The farthest Eastern boundary of the European continent makes the perfect landscape for a new addition to the quirky Wes Anderson canon. But more on that later. First our story.
It gains inspiration from the writings of forgotten Viennese author of the 30s and 40s Stefan Zweig. In fact, the author’s own plot device is used in this story of friendship, love, and murder. An inquisitive writer (Jude Law) from the 1960s becomes intrigued by the aging proprietor of the Grand Budapest Hotel Zero Moustaffa (F. Murray Abraham).
The rather mysterious figure is glad to tell his story and how he came to acquire the iconic hotel. And that’s where our real story begins, back in 1932, with concierge and small time celebrity M. Gustave (Ralph Fiennes). He is a dying breed of a man, full of culture, a bit effeminate, and known to wine and dine older patrons. He also has an immense affinity for poetry.
It was under his leadership that the young, stoic bellboy Zero got his start. What an exciting beginning it was. One of Gustave’s most faithful patrons, Madame D (Tilda Swinton), dies suddenly and he is bequeathed the priceless painting Boy with Apple.
The family of the deceased is in an uproar led by belligerent son Dmitri (Adrien Brody). Soon Gustave has become the strangest of fugitives as he is wanted for the murder of the old lady.
During that time, young love springs up and Zero meets the love of his life Agatha (Saoirse Roman), a spunky baker who returns his affection.
Now the imprisoned Gustave takes part in an escape attempt a la Le Trou except this rendition is successful to a degree. Faithful Zero meets up with his mentor, and Gustave turns to the only ones he can. The concierges from all the surrounding area. They oblige, getting the two fugitives away, but soon Dmitri’s cold-blooded assassin Jopling (Willem Dafoe) is on their tails at a local monastery.
War is imminent and back at the Grand Budapest things do not look promising. The ever fearless Agatha agrees to go fetch Boy with Apple, but she is soon spotted and pursued by the ever brutish Dmitri who tries to use his gun. That’s not a smart thing when all the rooms are full of quartered soldiers and a chaotic gunfight ensues.
In the aftermath, a second will is uncovered that makes M. Gustave the sole owner of the Grand Budapest and many other possessions that Madame D owned. In a Deja Vu moment, Gustave and Zero ride the train once again before getting boarded and questioned. Always the gentlemen, Gustave defends Zero who is targeted for his immigration status. It was in that way the story ends and returns to the young author and elderly Zero Moustaffa.

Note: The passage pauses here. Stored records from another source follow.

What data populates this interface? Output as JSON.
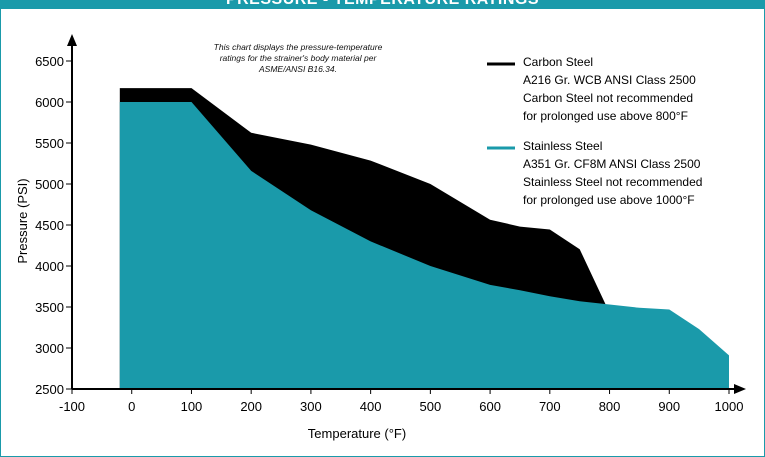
{
  "title": "PRESSURE - TEMPERATURE RATINGS",
  "chart_data": {
    "type": "area",
    "title": "PRESSURE - TEMPERATURE RATINGS",
    "xlabel": "Temperature (°F)",
    "ylabel": "Pressure (PSI)",
    "xlim": [
      -100,
      1000
    ],
    "ylim": [
      2500,
      6500
    ],
    "x_ticks": [
      "-100",
      "0",
      "100",
      "200",
      "300",
      "400",
      "500",
      "600",
      "700",
      "800",
      "900",
      "1000"
    ],
    "y_ticks": [
      "2500",
      "3000",
      "3500",
      "4000",
      "4500",
      "5000",
      "5500",
      "6000",
      "6500"
    ],
    "note_lines": [
      "This chart displays the pressure-temperature",
      "ratings for the strainer's body material per",
      "ASME/ANSI B16.34."
    ],
    "series": [
      {
        "name": "Carbon Steel",
        "legend_lines": [
          "Carbon Steel",
          "A216 Gr. WCB ANSI Class 2500",
          "Carbon Steel not recommended",
          "for prolonged use above 800°F"
        ],
        "color": "#000000",
        "x": [
          -20,
          100,
          200,
          300,
          400,
          500,
          600,
          650,
          700,
          750,
          800
        ],
        "y": [
          6170,
          6170,
          5625,
          5480,
          5285,
          5000,
          4565,
          4480,
          4445,
          4205,
          3430
        ]
      },
      {
        "name": "Stainless Steel",
        "legend_lines": [
          "Stainless Steel",
          "A351 Gr. CF8M ANSI Class 2500",
          "Stainless Steel not recommended",
          "for prolonged use above 1000°F"
        ],
        "color": "#1a9aaa",
        "x": [
          -20,
          100,
          200,
          300,
          400,
          500,
          600,
          650,
          700,
          750,
          800,
          850,
          900,
          950,
          1000
        ],
        "y": [
          6000,
          6000,
          5160,
          4680,
          4300,
          4000,
          3770,
          3705,
          3630,
          3570,
          3530,
          3490,
          3470,
          3230,
          2910
        ]
      }
    ]
  }
}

He never could bear to give up the Grand Budapest despite the toll of Communism. It’s not because of Gustave, but his dear Agatha who died only two years after. It’s his only link to the happiest times of his life.

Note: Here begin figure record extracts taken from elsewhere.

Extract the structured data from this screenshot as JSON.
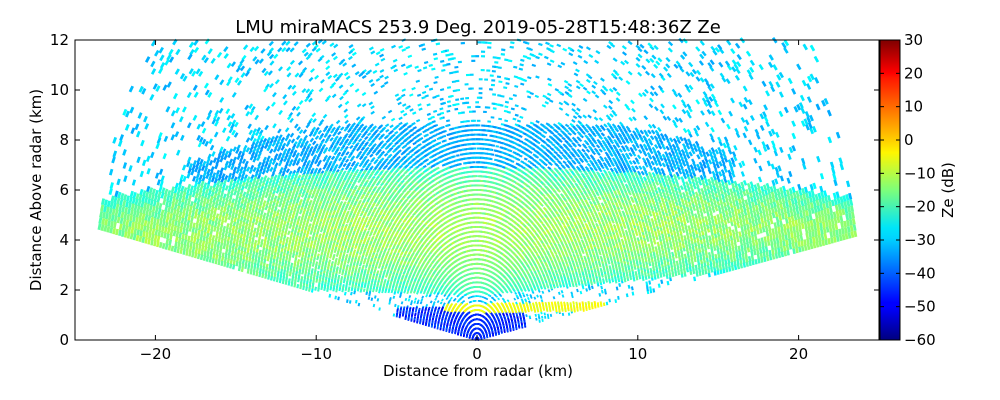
{
  "chart_data": {
    "type": "heatmap",
    "title": "LMU miraMACS 253.9 Deg. 2019-05-28T15:48:36Z  Ze",
    "xlabel": "Distance from radar (km)",
    "ylabel": "Distance Above radar  (km)",
    "xlim": [
      -25,
      25
    ],
    "ylim": [
      0,
      12
    ],
    "xticks": [
      -20,
      -10,
      0,
      10,
      20
    ],
    "yticks": [
      0,
      2,
      4,
      6,
      8,
      10,
      12
    ],
    "colorbar": {
      "label": "Ze (dB)",
      "range": [
        -60,
        30
      ],
      "ticks": [
        30,
        20,
        10,
        0,
        -10,
        -20,
        -30,
        -40,
        -50,
        -60
      ],
      "colormap": "jet"
    },
    "scan": {
      "azimuth_deg": 253.9,
      "max_range_km": 24,
      "scan_edge_right": {
        "x_km": 24,
        "y_km": 4.2
      },
      "scan_edge_left": {
        "x_km": -24,
        "y_km": 4.5
      }
    },
    "features": [
      {
        "name": "main cloud layer",
        "x_range_km": [
          -24,
          24
        ],
        "y_range_km": [
          2.0,
          6.5
        ],
        "typical_ze_db": -17,
        "peak_ze_db": -12
      },
      {
        "name": "ice cloud above",
        "x_range_km": [
          -18,
          16
        ],
        "y_range_km": [
          6.3,
          8.6
        ],
        "typical_ze_db": -33
      },
      {
        "name": "melting layer bright band",
        "x_range_km": [
          -2,
          8
        ],
        "y_range_km": [
          1.1,
          1.5
        ],
        "typical_ze_db": -5
      },
      {
        "name": "weak echo near radar",
        "x_range_km": [
          -5,
          3
        ],
        "y_range_km": [
          0,
          1.3
        ],
        "typical_ze_db": -45
      },
      {
        "name": "sparse clutter",
        "x_range_km": [
          -22,
          22
        ],
        "y_range_km": [
          0,
          12
        ],
        "typical_ze_db": -30
      }
    ]
  }
}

What The Grand Budapest Hotel ends up being is an odd mix of black comedy and romantic sentiment all wrapped up in an Anderson world.

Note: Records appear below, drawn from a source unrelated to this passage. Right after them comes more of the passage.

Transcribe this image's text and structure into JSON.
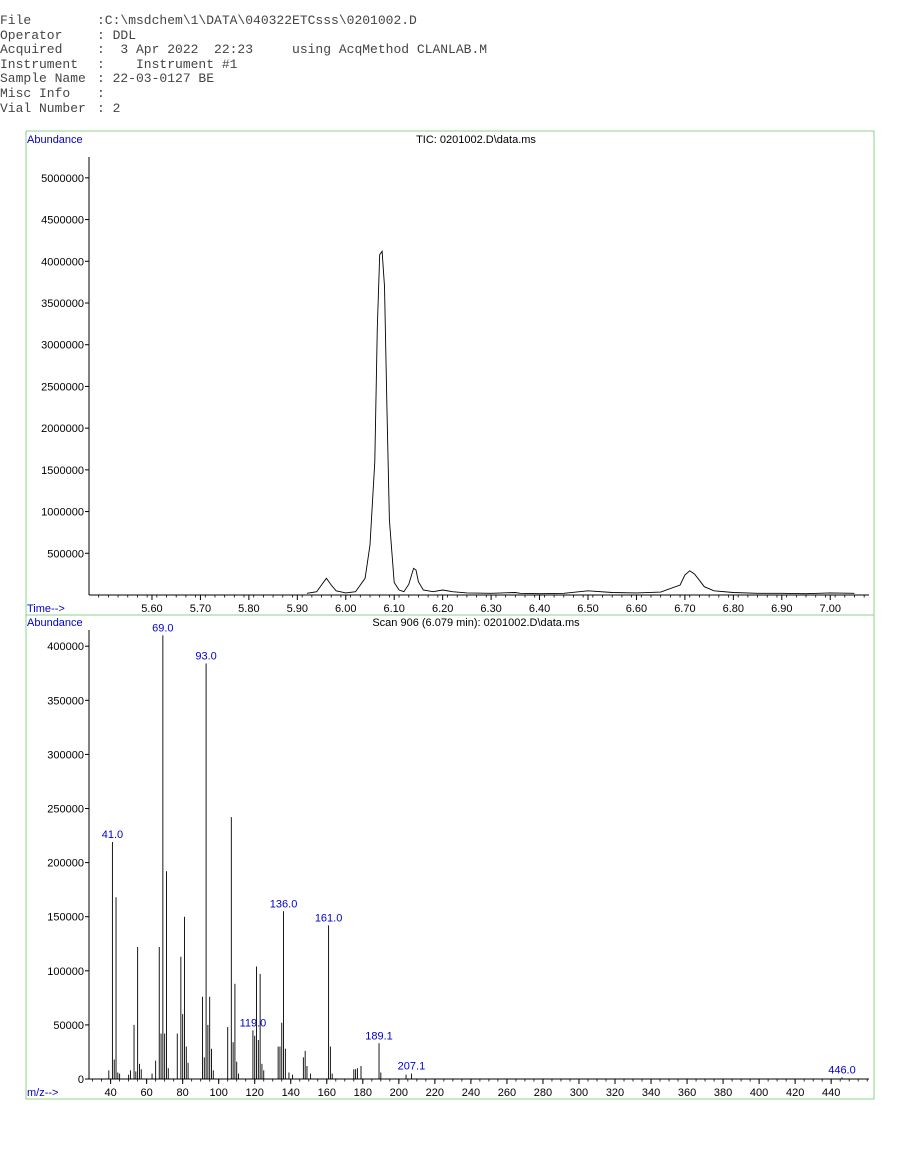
{
  "header": {
    "rows": [
      {
        "key": "File",
        "value": ":C:\\msdchem\\1\\DATA\\040322ETCsss\\0201002.D"
      },
      {
        "key": "Operator",
        "value": ": DDL"
      },
      {
        "key": "Acquired",
        "value": ":  3 Apr 2022  22:23     using AcqMethod CLANLAB.M"
      },
      {
        "key": "Instrument",
        "value": ":    Instrument #1"
      },
      {
        "key": "Sample Name",
        "value": ": 22-03-0127 BE"
      },
      {
        "key": "Misc Info",
        "value": ":"
      },
      {
        "key": "Vial Number",
        "value": ": 2"
      }
    ]
  },
  "colors": {
    "frame": "#8fd18f",
    "labels": "#0000cc",
    "trace": "#000000",
    "spectrum": "#000000"
  },
  "chart_data": [
    {
      "type": "line",
      "title": "TIC: 0201002.D\\data.ms",
      "ylabel": "Abundance",
      "xlabel": "Time-->",
      "xlim": [
        5.47,
        7.08
      ],
      "ylim": [
        0,
        5250000
      ],
      "xticks": [
        "5.60",
        "5.70",
        "5.80",
        "5.90",
        "6.00",
        "6.10",
        "6.20",
        "6.30",
        "6.40",
        "6.50",
        "6.60",
        "6.70",
        "6.80",
        "6.90",
        "7.00"
      ],
      "yticks": [
        "500000",
        "1000000",
        "1500000",
        "2000000",
        "2500000",
        "3000000",
        "3500000",
        "4000000",
        "4500000",
        "5000000"
      ],
      "x": [
        5.92,
        5.94,
        5.95,
        5.96,
        5.97,
        5.98,
        6.0,
        6.02,
        6.04,
        6.05,
        6.06,
        6.065,
        6.07,
        6.075,
        6.08,
        6.085,
        6.09,
        6.1,
        6.11,
        6.12,
        6.13,
        6.14,
        6.145,
        6.15,
        6.16,
        6.18,
        6.2,
        6.22,
        6.25,
        6.3,
        6.35,
        6.36,
        6.4,
        6.45,
        6.5,
        6.55,
        6.6,
        6.65,
        6.69,
        6.7,
        6.71,
        6.72,
        6.74,
        6.76,
        6.8,
        6.85,
        6.9,
        6.95,
        7.0,
        7.05
      ],
      "y": [
        20000,
        40000,
        120000,
        200000,
        120000,
        50000,
        25000,
        40000,
        200000,
        600000,
        1600000,
        3200000,
        4080000,
        4120000,
        3700000,
        2200000,
        900000,
        150000,
        60000,
        40000,
        130000,
        320000,
        300000,
        160000,
        60000,
        40000,
        60000,
        40000,
        25000,
        20000,
        30000,
        20000,
        15000,
        20000,
        50000,
        30000,
        25000,
        35000,
        120000,
        240000,
        290000,
        250000,
        100000,
        50000,
        30000,
        20000,
        20000,
        15000,
        25000,
        20000
      ]
    },
    {
      "type": "bar",
      "title": "Scan 906 (6.079 min): 0201002.D\\data.ms",
      "ylabel": "Abundance",
      "xlabel": "m/z-->",
      "xlim": [
        28,
        461
      ],
      "ylim": [
        0,
        415000
      ],
      "xticks": [
        "40",
        "60",
        "80",
        "100",
        "120",
        "140",
        "160",
        "180",
        "200",
        "220",
        "240",
        "260",
        "280",
        "300",
        "320",
        "340",
        "360",
        "380",
        "400",
        "420",
        "440"
      ],
      "yticks": [
        "0",
        "50000",
        "100000",
        "150000",
        "200000",
        "250000",
        "300000",
        "350000",
        "400000"
      ],
      "peaks": [
        {
          "mz": 39,
          "a": 8000
        },
        {
          "mz": 41,
          "a": 219000
        },
        {
          "mz": 42,
          "a": 18000
        },
        {
          "mz": 43,
          "a": 168000
        },
        {
          "mz": 44,
          "a": 6000
        },
        {
          "mz": 45,
          "a": 5000
        },
        {
          "mz": 50,
          "a": 4000
        },
        {
          "mz": 51,
          "a": 8000
        },
        {
          "mz": 53,
          "a": 50000
        },
        {
          "mz": 54,
          "a": 7000
        },
        {
          "mz": 55,
          "a": 122000
        },
        {
          "mz": 56,
          "a": 14000
        },
        {
          "mz": 57,
          "a": 9000
        },
        {
          "mz": 63,
          "a": 5000
        },
        {
          "mz": 65,
          "a": 17000
        },
        {
          "mz": 67,
          "a": 122000
        },
        {
          "mz": 68,
          "a": 42000
        },
        {
          "mz": 69,
          "a": 410000
        },
        {
          "mz": 70,
          "a": 42000
        },
        {
          "mz": 71,
          "a": 192000
        },
        {
          "mz": 72,
          "a": 10000
        },
        {
          "mz": 77,
          "a": 42000
        },
        {
          "mz": 79,
          "a": 113000
        },
        {
          "mz": 80,
          "a": 60000
        },
        {
          "mz": 81,
          "a": 150000
        },
        {
          "mz": 82,
          "a": 30000
        },
        {
          "mz": 83,
          "a": 15000
        },
        {
          "mz": 91,
          "a": 76000
        },
        {
          "mz": 92,
          "a": 20000
        },
        {
          "mz": 93,
          "a": 384000
        },
        {
          "mz": 94,
          "a": 50000
        },
        {
          "mz": 95,
          "a": 76000
        },
        {
          "mz": 96,
          "a": 28000
        },
        {
          "mz": 97,
          "a": 8000
        },
        {
          "mz": 105,
          "a": 48000
        },
        {
          "mz": 107,
          "a": 242000
        },
        {
          "mz": 108,
          "a": 34000
        },
        {
          "mz": 109,
          "a": 88000
        },
        {
          "mz": 110,
          "a": 16000
        },
        {
          "mz": 111,
          "a": 5000
        },
        {
          "mz": 119,
          "a": 45000
        },
        {
          "mz": 120,
          "a": 40000
        },
        {
          "mz": 121,
          "a": 104000
        },
        {
          "mz": 122,
          "a": 36000
        },
        {
          "mz": 123,
          "a": 97000
        },
        {
          "mz": 124,
          "a": 14000
        },
        {
          "mz": 125,
          "a": 8000
        },
        {
          "mz": 133,
          "a": 30000
        },
        {
          "mz": 134,
          "a": 30000
        },
        {
          "mz": 135,
          "a": 52000
        },
        {
          "mz": 136,
          "a": 155000
        },
        {
          "mz": 137,
          "a": 28000
        },
        {
          "mz": 139,
          "a": 6000
        },
        {
          "mz": 141,
          "a": 4000
        },
        {
          "mz": 147,
          "a": 20000
        },
        {
          "mz": 148,
          "a": 26000
        },
        {
          "mz": 149,
          "a": 12000
        },
        {
          "mz": 151,
          "a": 5000
        },
        {
          "mz": 161,
          "a": 142000
        },
        {
          "mz": 162,
          "a": 30000
        },
        {
          "mz": 163,
          "a": 5000
        },
        {
          "mz": 175,
          "a": 9000
        },
        {
          "mz": 176,
          "a": 9000
        },
        {
          "mz": 177,
          "a": 10000
        },
        {
          "mz": 179,
          "a": 12000
        },
        {
          "mz": 189,
          "a": 33000
        },
        {
          "mz": 190,
          "a": 6000
        },
        {
          "mz": 204,
          "a": 4000
        },
        {
          "mz": 207,
          "a": 5000
        },
        {
          "mz": 446,
          "a": 1500
        }
      ],
      "annotations": [
        {
          "mz": 41,
          "a": 219000,
          "label": "41.0"
        },
        {
          "mz": 69,
          "a": 410000,
          "label": "69.0"
        },
        {
          "mz": 93,
          "a": 384000,
          "label": "93.0"
        },
        {
          "mz": 119,
          "a": 45000,
          "label": "119.0"
        },
        {
          "mz": 136,
          "a": 155000,
          "label": "136.0"
        },
        {
          "mz": 161,
          "a": 142000,
          "label": "161.0"
        },
        {
          "mz": 189,
          "a": 33000,
          "label": "189.1"
        },
        {
          "mz": 207,
          "a": 5000,
          "label": "207.1"
        },
        {
          "mz": 446,
          "a": 1500,
          "label": "446.0"
        }
      ]
    }
  ]
}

His shots are often framed symmetrically and muted pastels abound as well as scaled miniatures, creating his always distinctive mise-en-scene. He is also a fan of a smooth moving camera often involving zooms.
Anderson is obviously a student of cinema and his film at times are reminiscent to 30s fair such as Grand Hotel and The Rules of the Game. He also channels another famed Viennese Ernst Lubitsch who was a master of highbrow romantic comedies.
Hotel also boast a superb cast comprising most of Anderson’s stock company. If there’s anyone who has been in more than one of his movies, they are probably in this one, even for just an instant.
So given the normal Wes Anderson flair or eccentricities, this film is visually pleasing and quite entertaining. It is a worthy follow up to Moonrise Kingdom, darling.